Hi Experts,
I encountered master_ping issues with our 3 nodes ES cluster. ES version is 5.3.2 and is running on Ubuntu servers on AWS EC2:
es-1 log:
[2018-02-05T07:47:59,899][WARN ][o.e.t.TransportService ] [xxx.xxx.xxx.71] Received response for a request that has timed out, sent [87457ms] ago, timed out [57457ms] ago, action [internal:discovery/zen/fd/master_ping], node [{xxx.xxx.xxx.165}{LzrWTDLYRr6f2Hh-voT1Dg}{zfCxxx4qRF6AR86co1tciQ}{xxx.xxx.xxx.165}{xxx.xxx.xxx.165:9300}], id [1738506]

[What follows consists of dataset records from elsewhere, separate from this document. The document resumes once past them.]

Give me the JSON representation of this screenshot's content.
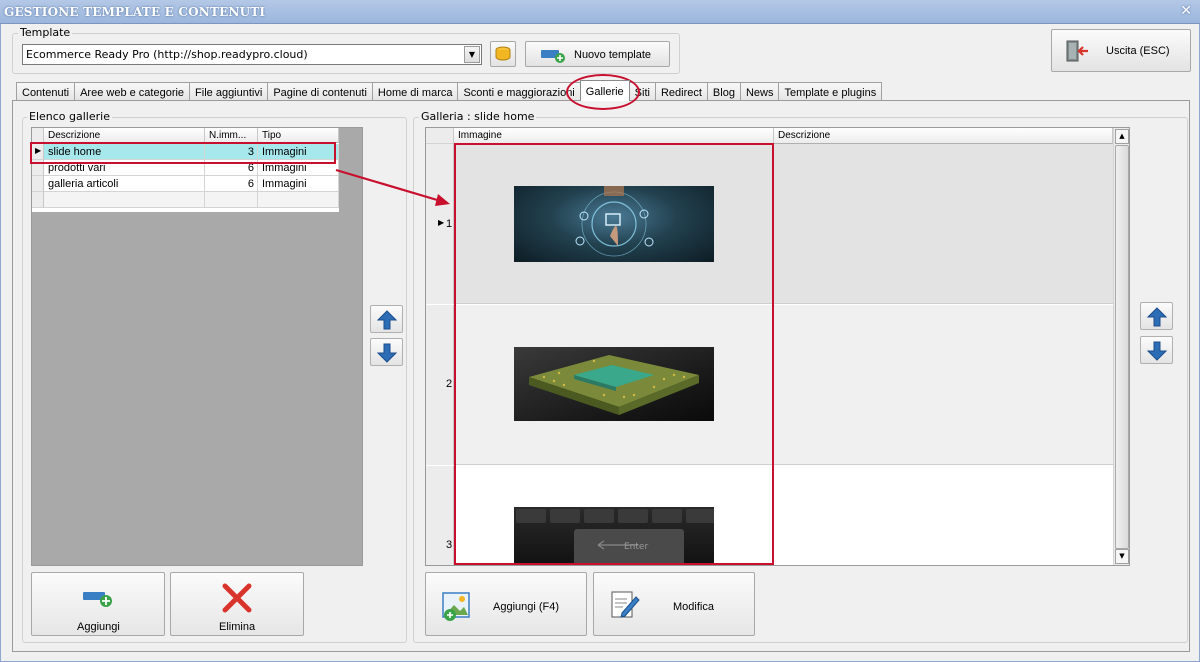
{
  "window": {
    "title": "GESTIONE TEMPLATE E CONTENUTI",
    "close_glyph": "✕"
  },
  "template": {
    "group_label": "Template",
    "selected": "Ecommerce Ready Pro (http://shop.readypro.cloud)",
    "new_template_label": "Nuovo template"
  },
  "exit_button": {
    "label": "Uscita (ESC)"
  },
  "tabs": [
    {
      "label": "Contenuti"
    },
    {
      "label": "Aree web e categorie"
    },
    {
      "label": "File aggiuntivi"
    },
    {
      "label": "Pagine di contenuti"
    },
    {
      "label": "Home di marca"
    },
    {
      "label": "Sconti e maggiorazioni"
    },
    {
      "label": "Gallerie",
      "active": true
    },
    {
      "label": "Siti"
    },
    {
      "label": "Redirect"
    },
    {
      "label": "Blog"
    },
    {
      "label": "News"
    },
    {
      "label": "Template e plugins"
    }
  ],
  "galleries": {
    "group_label": "Elenco gallerie",
    "columns": [
      "Descrizione",
      "N.imm...",
      "Tipo"
    ],
    "rows": [
      {
        "desc": "slide home",
        "count": "3",
        "type": "Immagini",
        "selected": true
      },
      {
        "desc": "prodotti vari",
        "count": "6",
        "type": "Immagini"
      },
      {
        "desc": "galleria articoli",
        "count": "6",
        "type": "Immagini"
      }
    ],
    "add_label": "Aggiungi",
    "delete_label": "Elimina"
  },
  "gallery_detail": {
    "group_label": "Galleria : slide home",
    "columns": [
      "Immagine",
      "Descrizione"
    ],
    "rows": [
      {
        "num": "1",
        "image": "tech-touch-interface"
      },
      {
        "num": "2",
        "image": "cpu-chip"
      },
      {
        "num": "3",
        "image": "keyboard-enter-key"
      }
    ],
    "add_label": "Aggiungi (F4)",
    "edit_label": "Modifica"
  },
  "colors": {
    "selected_row": "#a6e8ec",
    "annotation_red": "#c8102e",
    "arrow_blue": "#2d6db5"
  }
}
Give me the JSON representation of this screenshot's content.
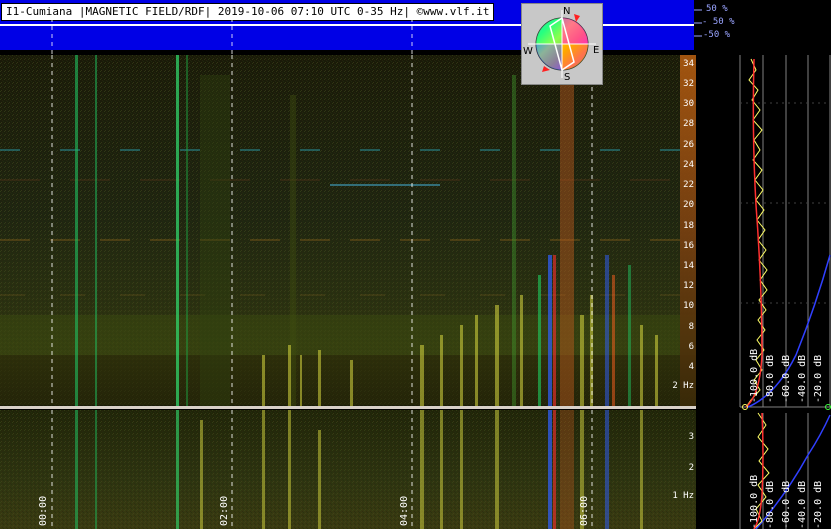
{
  "header": {
    "title": "I1-Cumiana |MAGNETIC FIELD/RDF| 2019-10-06 07:10 UTC 0-35 Hz| ©www.vlf.it"
  },
  "percent_scale": [
    "50 %",
    "- 50 %",
    "-50 %"
  ],
  "compass": {
    "north": "N",
    "south": "S",
    "east": "E",
    "west": "W"
  },
  "frequency_axis_top": [
    "34",
    "32",
    "30",
    "28",
    "26",
    "24",
    "22",
    "20",
    "18",
    "16",
    "14",
    "12",
    "10",
    "8",
    "6",
    "4",
    "2 Hz"
  ],
  "frequency_axis_bottom": [
    "3",
    "2",
    "1 Hz"
  ],
  "time_axis": [
    "00:00",
    "02:00",
    "04:00",
    "06:00"
  ],
  "db_scale_top": [
    "-100.0 dB",
    "-80.0 dB",
    "-60.0 dB",
    "-40.0 dB",
    "-20.0 dB"
  ],
  "db_scale_bottom": [
    "-100.0 dB",
    "-80.0 dB",
    "-60.0 dB",
    "-40.0 dB",
    "-20.0 dB"
  ],
  "colors": {
    "top_strip": "#0000e6",
    "background": "#000000",
    "trace_yellow": "#ffff66",
    "trace_red": "#ff3030",
    "trace_blue": "#3040ff"
  }
}
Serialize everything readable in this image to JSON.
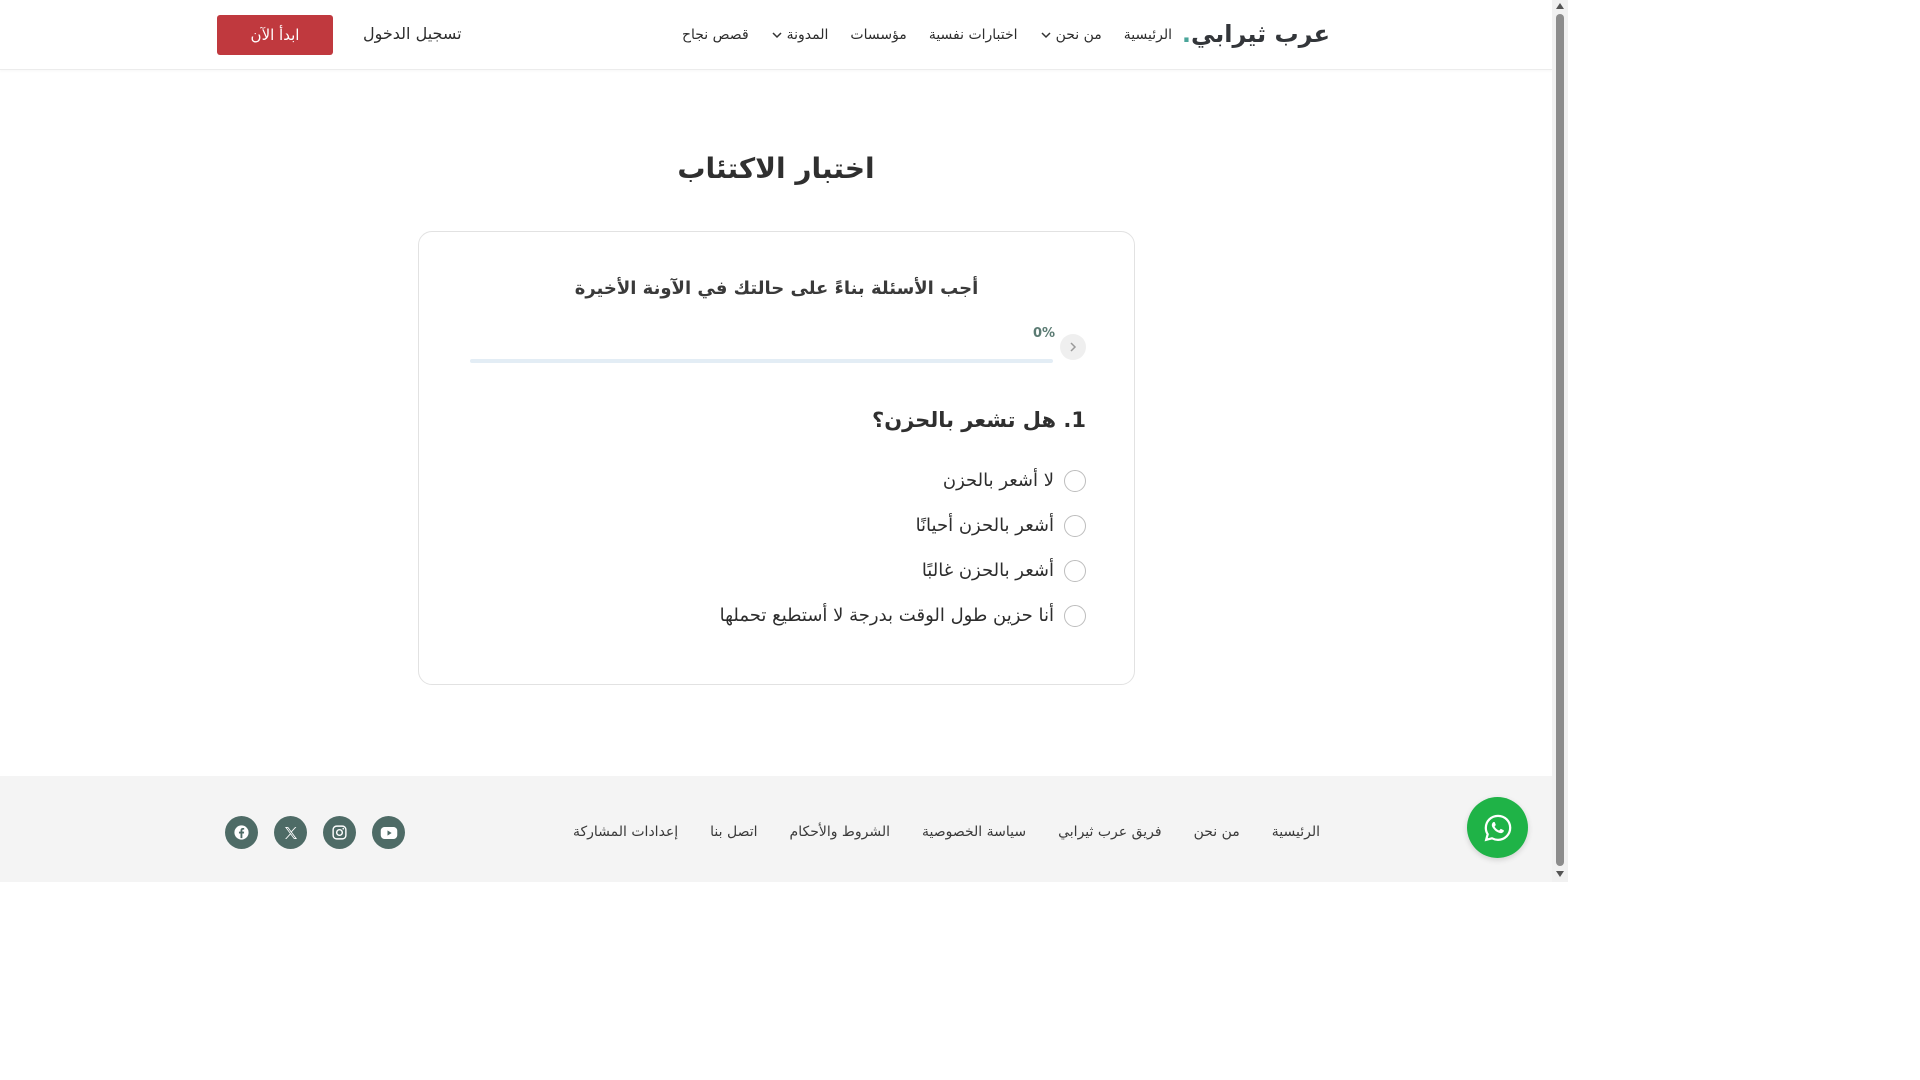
{
  "header": {
    "logo_text": "عرب ثيرابي",
    "logo_dot": ".",
    "nav": [
      {
        "label": "الرئيسية",
        "dropdown": false
      },
      {
        "label": "من نحن",
        "dropdown": true
      },
      {
        "label": "اختبارات نفسية",
        "dropdown": false
      },
      {
        "label": "مؤسسات",
        "dropdown": false
      },
      {
        "label": "المدونة",
        "dropdown": true
      },
      {
        "label": "قصص نجاح",
        "dropdown": false
      }
    ],
    "login_label": "تسجيل الدخول",
    "start_label": "ابدأ الآن"
  },
  "main": {
    "title": "اختبار الاكتئاب",
    "subtitle": "أجب الأسئلة بناءً على حالتك في الآونة الأخيرة",
    "progress_label": "0%",
    "progress_fraction": 0,
    "question": "1. هل تشعر بالحزن؟",
    "options": [
      "لا أشعر بالحزن",
      "أشعر بالحزن أحيانًا",
      "أشعر بالحزن غالبًا",
      "أنا حزين طول الوقت بدرجة لا أستطيع تحملها"
    ]
  },
  "footer": {
    "links": [
      "الرئيسية",
      "من نحن",
      "فريق عرب ثيرابي",
      "سياسة الخصوصية",
      "الشروط والأحكام",
      "اتصل بنا",
      "إعدادات المشاركة"
    ],
    "socials": [
      "youtube-icon",
      "instagram-icon",
      "x-icon",
      "facebook-icon"
    ]
  },
  "colors": {
    "accent": "#c0393e",
    "brand": "#4aa59a",
    "whatsapp": "#1fb347",
    "social_bg": "#4e6b66"
  }
}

[2018-02-05T07:48:02,448][INFO ][o.e.d.z.ZenDiscovery ] [xxx.xxx.xxx.71] master_left [{xxx.xxx.xxx.165}{LzrWTDLYRr6f2Hh-voT1Dg}{zfCxxx4qRF6AR86co1tciQ}{xxx.xxx.xxx.165}{xxx.xxx.xxx.165:9300}], reason [failed to ping, tried [3] times, each with maximum [30s] timeout]
es-2 log:
[2018-02-05T07:51:37,119][INFO ][o.e.d.z.ZenDiscovery ] [xxx.xxx.xxx.148] master_left [{xxx.xxx.xxx.165}{LzrWTDLYRr6f2Hh-voT1Dg}{zfCxxx4qRF6AR86co1tciQ}{xxx.xxx.xxx.165}{xxx.xxx.xxx.165:9300}], reason [no longer master]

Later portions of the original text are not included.